Since Animax India Community (AIC) is going to be taken down soon, I decided to make script to scrape what I wanted to keep. People might look at it as a failure, because it fails to deliver exactly what they want, but to be honest, it doesn’t matter.

The amount of knowledge I have gained in the past few days is not bad at all. I should take breaks more often, I am unable to think.

Let’s cut to the chase. I stopped developing only because I get a unicode error when I use the Beautiful Soup library and I think some files got corrupted.

/usr/lib/python2.7/dist-packages/bs4/dammit.py:231: UnicodeWarning: Some characters could not be decoded, and were replaced with REPLACEMENT CHARACTER.
"Some characters could not be decoded, and were "

I think I know how this happened but it is probably because my laptop shuts down because of power cuts. My laptop doesn’t have a battery because I removed it. It’s dead that’s why. Well anyway, there have been quite a few power cuts here recently. So yeah, you can figure the rest. If you get any errors let me know.

That’s not all, the HTML file that I scrape is full of random meaningless characters.
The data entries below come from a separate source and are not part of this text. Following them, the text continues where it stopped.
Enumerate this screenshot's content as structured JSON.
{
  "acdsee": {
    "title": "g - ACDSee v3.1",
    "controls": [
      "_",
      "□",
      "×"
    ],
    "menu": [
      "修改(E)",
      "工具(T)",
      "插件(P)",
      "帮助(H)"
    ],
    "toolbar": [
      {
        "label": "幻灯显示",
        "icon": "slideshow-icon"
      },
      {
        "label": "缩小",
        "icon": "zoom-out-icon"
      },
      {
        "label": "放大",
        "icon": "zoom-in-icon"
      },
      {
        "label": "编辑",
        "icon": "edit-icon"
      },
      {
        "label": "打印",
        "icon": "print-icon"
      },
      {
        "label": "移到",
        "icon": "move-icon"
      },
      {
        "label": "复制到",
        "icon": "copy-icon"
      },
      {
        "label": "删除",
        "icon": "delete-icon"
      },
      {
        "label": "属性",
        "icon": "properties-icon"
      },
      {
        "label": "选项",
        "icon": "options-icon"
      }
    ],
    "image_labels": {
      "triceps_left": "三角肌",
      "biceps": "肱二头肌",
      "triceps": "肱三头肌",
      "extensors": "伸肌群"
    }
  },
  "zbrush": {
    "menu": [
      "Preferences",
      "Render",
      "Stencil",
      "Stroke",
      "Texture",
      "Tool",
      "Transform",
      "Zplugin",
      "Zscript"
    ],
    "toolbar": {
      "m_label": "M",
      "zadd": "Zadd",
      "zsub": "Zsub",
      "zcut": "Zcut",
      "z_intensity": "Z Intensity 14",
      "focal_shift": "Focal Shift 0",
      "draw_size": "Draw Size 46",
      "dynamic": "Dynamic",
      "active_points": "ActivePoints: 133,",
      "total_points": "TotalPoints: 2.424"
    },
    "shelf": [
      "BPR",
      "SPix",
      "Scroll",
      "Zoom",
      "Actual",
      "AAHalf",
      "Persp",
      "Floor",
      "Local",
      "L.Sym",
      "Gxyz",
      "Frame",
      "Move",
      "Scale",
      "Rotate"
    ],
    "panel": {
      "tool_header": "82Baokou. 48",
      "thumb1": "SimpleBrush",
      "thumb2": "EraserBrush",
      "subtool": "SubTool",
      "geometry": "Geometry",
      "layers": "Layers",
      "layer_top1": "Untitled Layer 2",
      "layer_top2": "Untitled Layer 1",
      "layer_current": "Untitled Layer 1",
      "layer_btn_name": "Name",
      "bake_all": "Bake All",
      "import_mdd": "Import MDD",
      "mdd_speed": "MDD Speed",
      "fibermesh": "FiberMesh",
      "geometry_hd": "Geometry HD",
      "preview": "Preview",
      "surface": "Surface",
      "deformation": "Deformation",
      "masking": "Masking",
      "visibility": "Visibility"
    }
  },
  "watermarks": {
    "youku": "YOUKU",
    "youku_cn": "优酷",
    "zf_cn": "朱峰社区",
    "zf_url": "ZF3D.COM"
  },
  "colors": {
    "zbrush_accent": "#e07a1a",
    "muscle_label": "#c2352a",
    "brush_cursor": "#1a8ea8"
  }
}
Makes me nauseous by just looking at it.

But here is what I have done. It should work on your computers (hopefully). You need to have the libraries: Beautiful Soup (python-bs4), Mechanize (python-mechanize). Of course, you need to have Python too! I am running it on 2.7.

Note for Windows users: Download the libraries using this: https://pip.pypa.io/en/latest/ or https://pypi.python.org/pypi/setuptools

Finally, here it is. (link removed)

This is how you run it: Go to the terminal or command prompt, whichever OS you use. Navigate to the location of the file. Execute the following:

python aic_scraper.py

(P.S: Don’t forget to set the path variable!) Have fun!

Update: Everything works fine now.